The Statistics Bureau informs that the cost of living are up 3 percent in May compared to May 2020, and that retail prices went up by 3.9 percent – indicative of the growing inflation rate.

This is before the announced new 4 denar duty per liter of diesel kicks in – it is expected to add to the inflationary pressure. The Central Bank revised its initial estimate of a 1.5 percent inflation rate for 2021 to 2.2 percent.

Meanwhile, the SSM union estimated that the cost of living for an average household hit 560 EUR, well above the average salary. The Union found that the price of the basic goods and services is 180 denars here in May, and 400 in total for the past two months (1EUR=60 denars).

On the other hand, facing difficult municipal elections in October, the Zaev regime decided to offer vouchers for various goods and services to select groups of citizens, in an attempt to buy votes and paper over the growing costs of living. The latest such move is the offer of travel vouchers worth 200 EUR that will be awarded to 1,250 families whose income is under 500 EUR a month. The proposal was dismissed by the opposition VMRO-DPMNE party.
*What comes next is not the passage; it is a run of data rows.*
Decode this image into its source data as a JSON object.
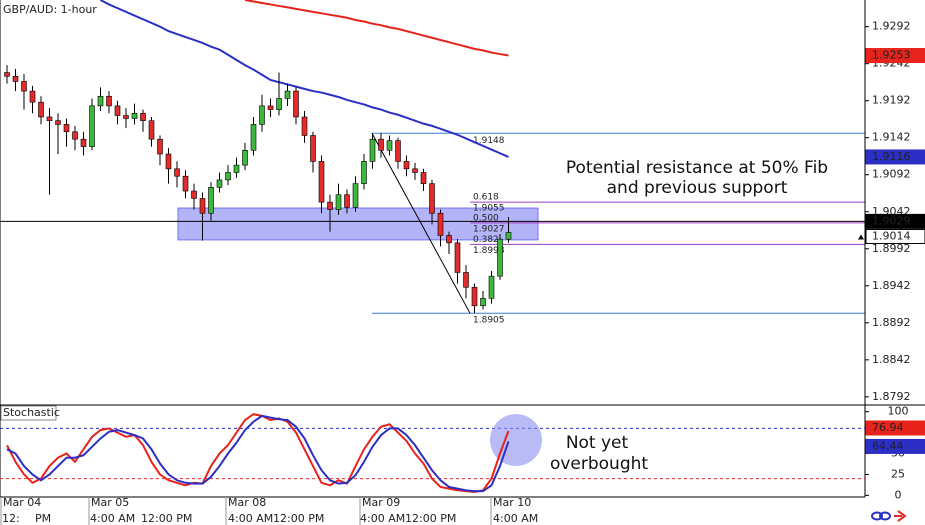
{
  "chart_data": {
    "type": "candlestick",
    "title": "GBP/AUD: 1-hour",
    "up_color": "#3cb83c",
    "down_color": "#e32b2b",
    "open": [
      1.923,
      1.9225,
      1.9218,
      1.9205,
      1.919,
      1.917,
      1.9165,
      1.916,
      1.915,
      1.914,
      1.913,
      1.9185,
      1.9198,
      1.9185,
      1.9172,
      1.9168,
      1.9175,
      1.9165,
      1.914,
      1.912,
      1.91,
      1.909,
      1.907,
      1.906,
      1.904,
      1.9075,
      1.9085,
      1.9095,
      1.9105,
      1.9125,
      1.916,
      1.9185,
      1.918,
      1.9195,
      1.9205,
      1.917,
      1.9145,
      1.911,
      1.9055,
      1.9045,
      1.9065,
      1.9048,
      1.908,
      1.911,
      1.914,
      1.9125,
      1.9138,
      1.911,
      1.91,
      1.9095,
      1.908,
      1.904,
      1.901,
      1.9,
      1.896,
      1.894,
      1.8915,
      1.8925,
      1.8955,
      1.9005
    ],
    "high": [
      1.924,
      1.9235,
      1.9228,
      1.9212,
      1.9198,
      1.9182,
      1.9175,
      1.9168,
      1.9158,
      1.915,
      1.9195,
      1.921,
      1.9205,
      1.9192,
      1.9182,
      1.9188,
      1.918,
      1.917,
      1.9145,
      1.9128,
      1.911,
      1.9098,
      1.908,
      1.9068,
      1.9082,
      1.9095,
      1.9105,
      1.9115,
      1.9135,
      1.917,
      1.92,
      1.9195,
      1.923,
      1.9215,
      1.921,
      1.9178,
      1.915,
      1.9118,
      1.9065,
      1.908,
      1.9072,
      1.909,
      1.912,
      1.9148,
      1.9148,
      1.9145,
      1.9142,
      1.9118,
      1.9108,
      1.91,
      1.9085,
      1.9045,
      1.9015,
      1.9005,
      1.897,
      1.8945,
      1.8935,
      1.8962,
      1.9012,
      1.9035
    ],
    "low": [
      1.9215,
      1.9205,
      1.918,
      1.9175,
      1.916,
      1.9065,
      1.912,
      1.913,
      1.9125,
      1.9118,
      1.9125,
      1.9178,
      1.9175,
      1.916,
      1.9155,
      1.916,
      1.915,
      1.913,
      1.9105,
      1.908,
      1.9075,
      1.906,
      1.9045,
      1.9003,
      1.903,
      1.9068,
      1.9078,
      1.9088,
      1.9098,
      1.9118,
      1.915,
      1.917,
      1.9172,
      1.9185,
      1.916,
      1.9135,
      1.9095,
      1.904,
      1.9015,
      1.9038,
      1.904,
      1.9042,
      1.9072,
      1.91,
      1.9115,
      1.9118,
      1.91,
      1.909,
      1.9085,
      1.907,
      1.9025,
      1.8995,
      1.8985,
      1.8945,
      1.8925,
      1.8905,
      1.891,
      1.8918,
      1.895,
      1.9
    ],
    "close": [
      1.9225,
      1.9218,
      1.9205,
      1.919,
      1.917,
      1.9165,
      1.916,
      1.915,
      1.914,
      1.913,
      1.9185,
      1.9198,
      1.9185,
      1.9172,
      1.9168,
      1.9175,
      1.9165,
      1.914,
      1.912,
      1.91,
      1.909,
      1.907,
      1.906,
      1.904,
      1.9075,
      1.9085,
      1.9095,
      1.9105,
      1.9125,
      1.916,
      1.9185,
      1.918,
      1.9195,
      1.9205,
      1.917,
      1.9145,
      1.911,
      1.9055,
      1.9045,
      1.9065,
      1.9048,
      1.908,
      1.911,
      1.914,
      1.9125,
      1.9138,
      1.911,
      1.91,
      1.9095,
      1.908,
      1.904,
      1.901,
      1.9,
      1.896,
      1.894,
      1.8915,
      1.8925,
      1.8955,
      1.9005,
      1.9014
    ],
    "ylim": [
      1.8781,
      1.9328
    ],
    "yticks": [
      1.9292,
      1.9242,
      1.9192,
      1.9142,
      1.9092,
      1.9042,
      1.8992,
      1.8942,
      1.8892,
      1.8842,
      1.8792
    ],
    "moving_averages": [
      {
        "color": "#e8231c",
        "values": [
          null,
          null,
          null,
          null,
          null,
          null,
          null,
          null,
          null,
          null,
          null,
          null,
          null,
          null,
          null,
          null,
          null,
          null,
          null,
          null,
          null,
          null,
          null,
          null,
          null,
          null,
          null,
          null,
          1.9328,
          1.9326,
          1.9324,
          1.9322,
          1.932,
          1.9318,
          1.9316,
          1.9314,
          1.9312,
          1.931,
          1.9308,
          1.9306,
          1.9304,
          1.9301,
          1.9299,
          1.9296,
          1.9294,
          1.9291,
          1.9289,
          1.9286,
          1.9283,
          1.928,
          1.9277,
          1.9274,
          1.9271,
          1.9268,
          1.9265,
          1.9262,
          1.926,
          1.9257,
          1.9255,
          1.9253
        ]
      },
      {
        "color": "#2b2fc4",
        "values": [
          null,
          null,
          null,
          null,
          null,
          null,
          null,
          null,
          null,
          null,
          null,
          1.9328,
          1.9322,
          1.9317,
          1.9312,
          1.9307,
          1.9302,
          1.9297,
          1.9292,
          1.9286,
          1.9282,
          1.9278,
          1.9274,
          1.927,
          1.9265,
          1.9261,
          1.9254,
          1.9247,
          1.924,
          1.9234,
          1.9227,
          1.922,
          1.9217,
          1.9214,
          1.9211,
          1.9208,
          1.9205,
          1.9203,
          1.92,
          1.9197,
          1.9193,
          1.919,
          1.9187,
          1.9183,
          1.918,
          1.9176,
          1.9173,
          1.9169,
          1.9165,
          1.9161,
          1.9158,
          1.9154,
          1.915,
          1.9146,
          1.9141,
          1.9136,
          1.9131,
          1.9126,
          1.9121,
          1.9116
        ]
      }
    ],
    "horizontal_line": 1.9029,
    "zone": {
      "top": 1.9047,
      "bottom": 1.9004,
      "color": "#7474f0"
    },
    "fib": {
      "high": 1.9148,
      "low": 1.8905,
      "color": "#3a7bd5",
      "level_color": "#a03cc0",
      "levels": [
        {
          "ratio": "0.618",
          "value": 1.9055
        },
        {
          "ratio": "0.500",
          "value": 1.9027
        },
        {
          "ratio": "0.382",
          "value": 1.8998
        }
      ]
    },
    "annotation": [
      "Potential resistance at 50% Fib",
      "and previous support"
    ],
    "x_labels": {
      "dates": [
        "Mar 04",
        "Mar 05",
        "Mar 08",
        "Mar 09",
        "Mar 10"
      ],
      "times": [
        "12:",
        "PM",
        "4:00 AM",
        "12:00 PM",
        "4:00 AM",
        "12:00 PM",
        "4:00 AM",
        "12:00 PM",
        "4:00 AM"
      ]
    },
    "stochastic": {
      "title": "Stochastic",
      "ylim": [
        -2,
        108
      ],
      "yticks": [
        100,
        75,
        50,
        25,
        0
      ],
      "upper_level": 80,
      "lower_level": 20,
      "series": [
        {
          "color": "#e8231c",
          "values": [
            60,
            40,
            25,
            15,
            20,
            35,
            45,
            50,
            40,
            55,
            70,
            78,
            80,
            75,
            70,
            72,
            60,
            40,
            25,
            18,
            15,
            12,
            15,
            14,
            35,
            50,
            60,
            75,
            90,
            97,
            95,
            90,
            92,
            88,
            75,
            55,
            35,
            15,
            12,
            18,
            14,
            35,
            55,
            70,
            82,
            85,
            75,
            65,
            50,
            38,
            20,
            10,
            8,
            6,
            5,
            4,
            6,
            20,
            50,
            76.94
          ]
        },
        {
          "color": "#2b2fc4",
          "values": [
            55,
            50,
            35,
            25,
            18,
            25,
            35,
            45,
            45,
            48,
            58,
            68,
            76,
            78,
            75,
            72,
            68,
            55,
            38,
            25,
            18,
            15,
            14,
            14,
            22,
            35,
            50,
            63,
            78,
            88,
            95,
            93,
            91,
            90,
            82,
            68,
            48,
            30,
            18,
            14,
            15,
            24,
            40,
            58,
            72,
            80,
            80,
            72,
            60,
            45,
            30,
            18,
            10,
            8,
            6,
            5,
            5,
            12,
            35,
            64.44
          ]
        }
      ],
      "annotation": [
        "Not yet",
        "overbought"
      ]
    }
  }
}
We have 600,000 citizens living in poverty with barely 2 EUR per month, 60,000 are newly unemployed and 6,000 mainly family businesses have closed. The Government added 2.4 billion EUR in new debts and managed to build nothing with those funds. In this light, measures such as awarding tourism vouchers are naked populism meant to temporarily buy the silence of the citizens, while doing nothing to actually drive our economy and industry, the opposition party said.